Title: The Tower and the Hive
Author: Anne McCaffrey
Publisher: Ace Books
Format: Paperback
Copyright Date: 1999

The elder four Raven-Lyon children have all proven themselves as Primes, on the field of battle and in the Towers, and even in the field of medicine. Now, however, with the threat of the Hivers mostly contained, it's time for the preeminent family in FT&T to deal with more immediate, more mundane the accusations of nepotism in the corporation, or the violation of FT&T's charter of pacificism and autonomy. And that's not even including the pressing need to open new planets for colonization for the Mrdini whose populations are growing at a nearly Hive-like rate. Or finding ways to provide contraception methods for the Mrdini, whose physiology is so unlike that of the humans. Or thwarting assassination attempts of the leaders of the Human-Mrdini alliance and FT&T. Or finding new Primes and high Talents to accommodate travel between great stellar distances. If you ask anyone in the extended Gwyn-Raven clan, it's obvious they'd definitely say they'd rather be fighting Hivers!

The Tower and the Hive continues a terrific saga, and from all indications, it isn't over yet! I certainly hope not. After all, I still have to see what the two youngest of the Raven-Lyon clan, Ewain and Petra, are going to do with their Talents. And we certainly haven't seen enough of Morag and Kaltia, not when you compare them to the exploits of their elder siblings. On the other hand, we did get to see all four of the younger Raven-Lyon children, and considerably more than we saw before.

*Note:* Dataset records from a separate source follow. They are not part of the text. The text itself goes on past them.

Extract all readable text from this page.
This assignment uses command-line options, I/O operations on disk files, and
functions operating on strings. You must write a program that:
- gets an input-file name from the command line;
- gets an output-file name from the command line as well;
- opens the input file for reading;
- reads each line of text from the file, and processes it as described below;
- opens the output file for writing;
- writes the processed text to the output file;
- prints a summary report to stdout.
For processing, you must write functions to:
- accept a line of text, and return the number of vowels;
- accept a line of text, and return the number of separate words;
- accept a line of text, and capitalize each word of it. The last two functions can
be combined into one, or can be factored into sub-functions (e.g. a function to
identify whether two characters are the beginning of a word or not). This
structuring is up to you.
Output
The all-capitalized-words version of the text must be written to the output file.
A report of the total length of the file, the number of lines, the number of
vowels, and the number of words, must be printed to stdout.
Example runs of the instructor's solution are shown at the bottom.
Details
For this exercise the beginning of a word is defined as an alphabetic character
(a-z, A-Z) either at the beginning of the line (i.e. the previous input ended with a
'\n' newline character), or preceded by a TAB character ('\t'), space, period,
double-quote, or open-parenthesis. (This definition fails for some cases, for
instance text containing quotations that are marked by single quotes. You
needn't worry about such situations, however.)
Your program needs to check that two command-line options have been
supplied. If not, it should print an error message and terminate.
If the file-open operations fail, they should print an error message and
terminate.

Possibly the most interesting--and, unusually, the most disappointing--part of the book is the introduction of Vagrian Beliakin, a T-2 whose older brother, Yoshuk, worked under Laria for a time. I really thought that he'd provide an interesting obstacle to the Raven-Lyon clan, and certainly he did provide a great deal of action where Laria was concerned, but what followed left me mildly disappointed. Another disappointing part of this book was what happened between Laria and Kincaid. Not that the two of them don't deserve happiness, but...still! Anyway, I'm sure these problems are all part of a set up for the next novel in the series. Certainly they offer the potential to create some interesting dilemmas to resolve!

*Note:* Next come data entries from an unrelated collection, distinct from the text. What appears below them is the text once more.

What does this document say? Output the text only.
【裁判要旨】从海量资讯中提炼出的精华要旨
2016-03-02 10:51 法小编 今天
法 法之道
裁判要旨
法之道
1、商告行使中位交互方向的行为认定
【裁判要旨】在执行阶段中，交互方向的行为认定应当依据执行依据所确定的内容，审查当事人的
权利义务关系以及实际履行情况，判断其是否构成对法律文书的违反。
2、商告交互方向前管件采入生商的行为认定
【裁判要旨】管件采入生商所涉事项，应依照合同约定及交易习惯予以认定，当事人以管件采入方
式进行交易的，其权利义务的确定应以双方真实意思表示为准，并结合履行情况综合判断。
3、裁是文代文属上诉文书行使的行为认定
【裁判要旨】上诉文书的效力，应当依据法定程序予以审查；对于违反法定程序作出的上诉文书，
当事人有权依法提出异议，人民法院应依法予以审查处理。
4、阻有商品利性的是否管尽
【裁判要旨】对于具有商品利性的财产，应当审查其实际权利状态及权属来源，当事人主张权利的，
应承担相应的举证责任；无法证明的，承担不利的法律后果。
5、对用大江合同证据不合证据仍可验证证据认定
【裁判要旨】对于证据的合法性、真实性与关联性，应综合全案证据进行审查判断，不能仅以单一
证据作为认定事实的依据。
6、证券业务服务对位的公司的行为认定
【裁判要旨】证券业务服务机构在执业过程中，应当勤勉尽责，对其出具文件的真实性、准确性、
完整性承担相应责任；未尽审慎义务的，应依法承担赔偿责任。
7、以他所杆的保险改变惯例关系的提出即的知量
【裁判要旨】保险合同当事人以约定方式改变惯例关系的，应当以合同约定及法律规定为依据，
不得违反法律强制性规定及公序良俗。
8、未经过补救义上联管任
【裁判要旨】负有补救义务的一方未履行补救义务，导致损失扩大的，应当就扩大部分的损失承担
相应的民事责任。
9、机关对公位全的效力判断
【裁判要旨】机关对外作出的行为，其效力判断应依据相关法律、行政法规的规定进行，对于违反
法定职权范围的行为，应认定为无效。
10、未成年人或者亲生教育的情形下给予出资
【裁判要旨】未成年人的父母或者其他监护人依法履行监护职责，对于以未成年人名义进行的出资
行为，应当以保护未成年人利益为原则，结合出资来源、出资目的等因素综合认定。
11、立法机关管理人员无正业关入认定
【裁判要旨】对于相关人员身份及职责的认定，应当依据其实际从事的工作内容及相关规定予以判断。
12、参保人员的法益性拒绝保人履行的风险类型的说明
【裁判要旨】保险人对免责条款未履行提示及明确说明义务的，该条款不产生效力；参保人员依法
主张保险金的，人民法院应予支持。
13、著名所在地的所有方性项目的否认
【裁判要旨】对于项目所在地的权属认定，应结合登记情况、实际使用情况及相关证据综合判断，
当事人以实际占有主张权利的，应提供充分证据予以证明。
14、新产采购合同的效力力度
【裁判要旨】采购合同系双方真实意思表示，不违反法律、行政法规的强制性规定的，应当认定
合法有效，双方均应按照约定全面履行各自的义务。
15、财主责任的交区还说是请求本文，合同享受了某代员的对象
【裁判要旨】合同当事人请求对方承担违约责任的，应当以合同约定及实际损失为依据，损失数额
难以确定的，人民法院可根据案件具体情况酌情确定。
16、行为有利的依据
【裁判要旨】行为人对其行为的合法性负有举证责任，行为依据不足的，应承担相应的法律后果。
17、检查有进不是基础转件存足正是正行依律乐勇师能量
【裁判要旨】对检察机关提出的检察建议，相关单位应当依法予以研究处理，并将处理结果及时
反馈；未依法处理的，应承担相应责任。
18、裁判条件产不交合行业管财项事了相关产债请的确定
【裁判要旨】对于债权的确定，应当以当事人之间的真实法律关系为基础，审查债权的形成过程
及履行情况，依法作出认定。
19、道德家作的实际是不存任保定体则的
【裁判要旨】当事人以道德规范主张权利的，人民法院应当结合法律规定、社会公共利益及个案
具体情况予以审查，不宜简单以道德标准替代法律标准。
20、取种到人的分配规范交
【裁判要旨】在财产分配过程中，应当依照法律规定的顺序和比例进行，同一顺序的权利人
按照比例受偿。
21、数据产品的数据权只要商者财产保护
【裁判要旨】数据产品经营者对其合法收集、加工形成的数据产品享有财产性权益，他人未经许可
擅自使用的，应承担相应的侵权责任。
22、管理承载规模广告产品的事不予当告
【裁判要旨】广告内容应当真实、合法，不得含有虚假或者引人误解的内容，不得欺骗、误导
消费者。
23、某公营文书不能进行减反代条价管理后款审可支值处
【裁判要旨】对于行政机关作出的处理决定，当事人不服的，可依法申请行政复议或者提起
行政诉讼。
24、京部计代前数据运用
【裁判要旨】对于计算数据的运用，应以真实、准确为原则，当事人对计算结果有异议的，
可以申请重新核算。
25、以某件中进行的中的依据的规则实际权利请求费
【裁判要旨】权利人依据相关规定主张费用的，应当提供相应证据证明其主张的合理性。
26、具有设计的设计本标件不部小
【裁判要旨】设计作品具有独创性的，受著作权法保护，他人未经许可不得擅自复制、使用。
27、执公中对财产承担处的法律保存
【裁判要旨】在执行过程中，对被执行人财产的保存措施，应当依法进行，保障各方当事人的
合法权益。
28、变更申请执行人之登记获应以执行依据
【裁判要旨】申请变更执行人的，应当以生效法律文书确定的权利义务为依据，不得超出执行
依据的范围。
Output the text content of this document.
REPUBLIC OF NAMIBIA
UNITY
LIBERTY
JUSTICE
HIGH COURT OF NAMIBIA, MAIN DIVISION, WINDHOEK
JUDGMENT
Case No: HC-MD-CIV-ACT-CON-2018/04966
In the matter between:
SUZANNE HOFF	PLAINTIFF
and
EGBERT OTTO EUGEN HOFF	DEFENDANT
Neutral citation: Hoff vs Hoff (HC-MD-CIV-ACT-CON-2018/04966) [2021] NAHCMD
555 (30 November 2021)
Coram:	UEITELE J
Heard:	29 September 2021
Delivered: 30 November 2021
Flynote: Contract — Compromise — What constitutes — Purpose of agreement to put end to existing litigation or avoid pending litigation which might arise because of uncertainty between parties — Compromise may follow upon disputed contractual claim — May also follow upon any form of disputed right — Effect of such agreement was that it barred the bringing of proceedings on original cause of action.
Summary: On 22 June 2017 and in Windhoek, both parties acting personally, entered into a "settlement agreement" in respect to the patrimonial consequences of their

The Tower and the Hive continues a terrific series, and I'm certain it's not the end of it. And were I not pressed for time just now, I'd certainly read it--the whole series, actually--all over again. Which just goest to show you how impressive this series is! So go out, by the books, and read!

Rating: Thumbs up! When the conflicts are finally resolved, it's time for the petty details to take center stage...but are they really that petty?